Prof. Charles Blankart, Finanzwissenschaftler an der Humboldt-Universität zu Berlin und Vorstandsmitglied des IUF, beschrieb gestern im Handelsblatt, warum unser gegenwärtiges Koalitionssystem die Konfrontation von Regierung und Opposition fördert, statt mehr Raum für einen wertvollen Meinungsaustausch zwischen allen Abgeordneten des Bundestags zu schaffen. Niemand nimmt mehr wahr, dass dieses Koalitionssystem im Widerspruch zur Gewaltentrennung von Legislative und Exekutive steht, bei der beide voneinander getrennt bestellt werden, sich ihre Macht teilen und gegenseitig kontrollieren. Nur eine direkte Wahl des Regierungschefs, hinter der die Mehrheit der Wähler steht (was im aktuellen System nicht gesichert ist), würde diese Trennung ermöglichen.

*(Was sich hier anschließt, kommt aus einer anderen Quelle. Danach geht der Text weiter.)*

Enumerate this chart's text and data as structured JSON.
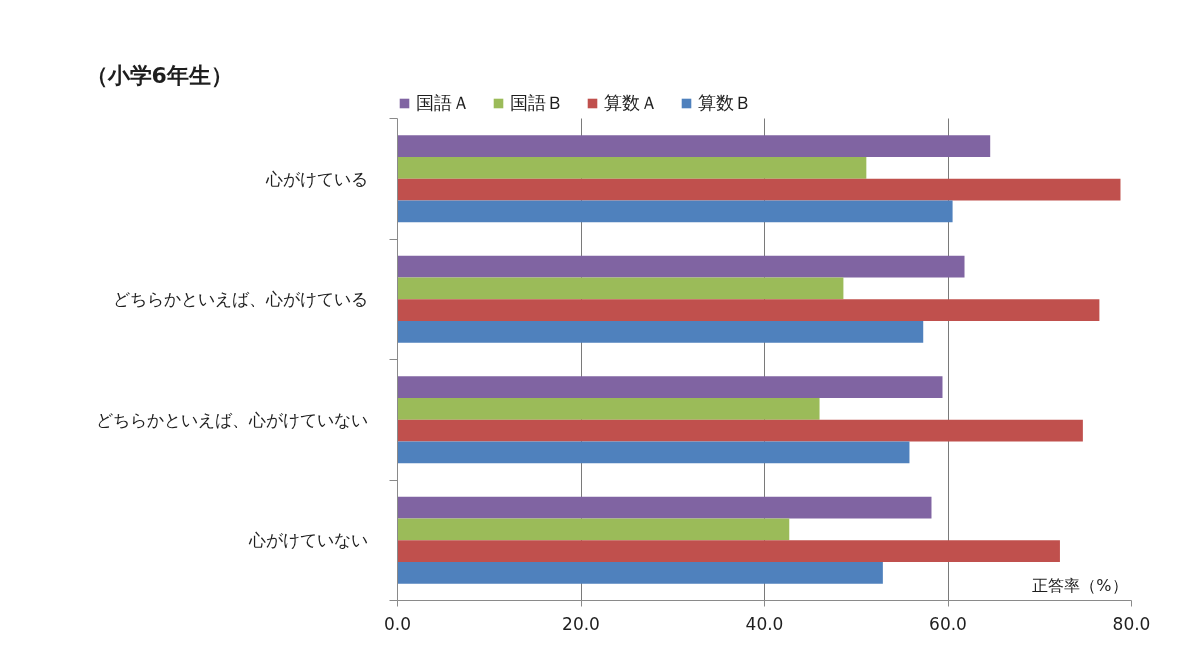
{
  "chart_data": {
    "type": "bar",
    "orientation": "horizontal",
    "title": "（小学6年生）",
    "xlabel": "正答率（%）",
    "categories": [
      "心がけている",
      "どちらかといえば、心がけている",
      "どちらかといえば、心がけていない",
      "心がけていない"
    ],
    "series": [
      {
        "name": "国語Ａ",
        "color": "#8064a2",
        "values": [
          64.6,
          61.8,
          59.4,
          58.2
        ]
      },
      {
        "name": "国語Ｂ",
        "color": "#9bbb59",
        "values": [
          51.1,
          48.6,
          46.0,
          42.7
        ]
      },
      {
        "name": "算数Ａ",
        "color": "#c0504d",
        "values": [
          78.8,
          76.5,
          74.7,
          72.2
        ]
      },
      {
        "name": "算数Ｂ",
        "color": "#4f81bd",
        "values": [
          60.5,
          57.3,
          55.8,
          52.9
        ]
      }
    ],
    "xlim": [
      0,
      80
    ],
    "xticks": [
      {
        "value": 0,
        "label": "0.0"
      },
      {
        "value": 20,
        "label": "20.0"
      },
      {
        "value": 40,
        "label": "40.0"
      },
      {
        "value": 60,
        "label": "60.0"
      },
      {
        "value": 80,
        "label": "80.0"
      }
    ],
    "grid": "x",
    "legend": "top"
  }
}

Der direkt gewählte Regierungschef ist von den Mehrheitsverhältnissen im Parlament unabhängig und bräuchte keine Mehrheitskoalition zum politischen Überleben. Seine Vorlagenagenda würde von den Parlamentsmitgliedern solange diskutiert, bis eine ablehnende oder zustimmende Mehrheit gefunden ist. Mehrheiten werden damit von Fall zu Fall und nicht über die gesamte Legislaturperiode geschlossen. Jeder Abgeordnete kann ungeachtet seiner Parteizugehörigkeit mehrheitsfähige Punkte einbringen, um zur Vorlage in seinem Sinne beizutragen.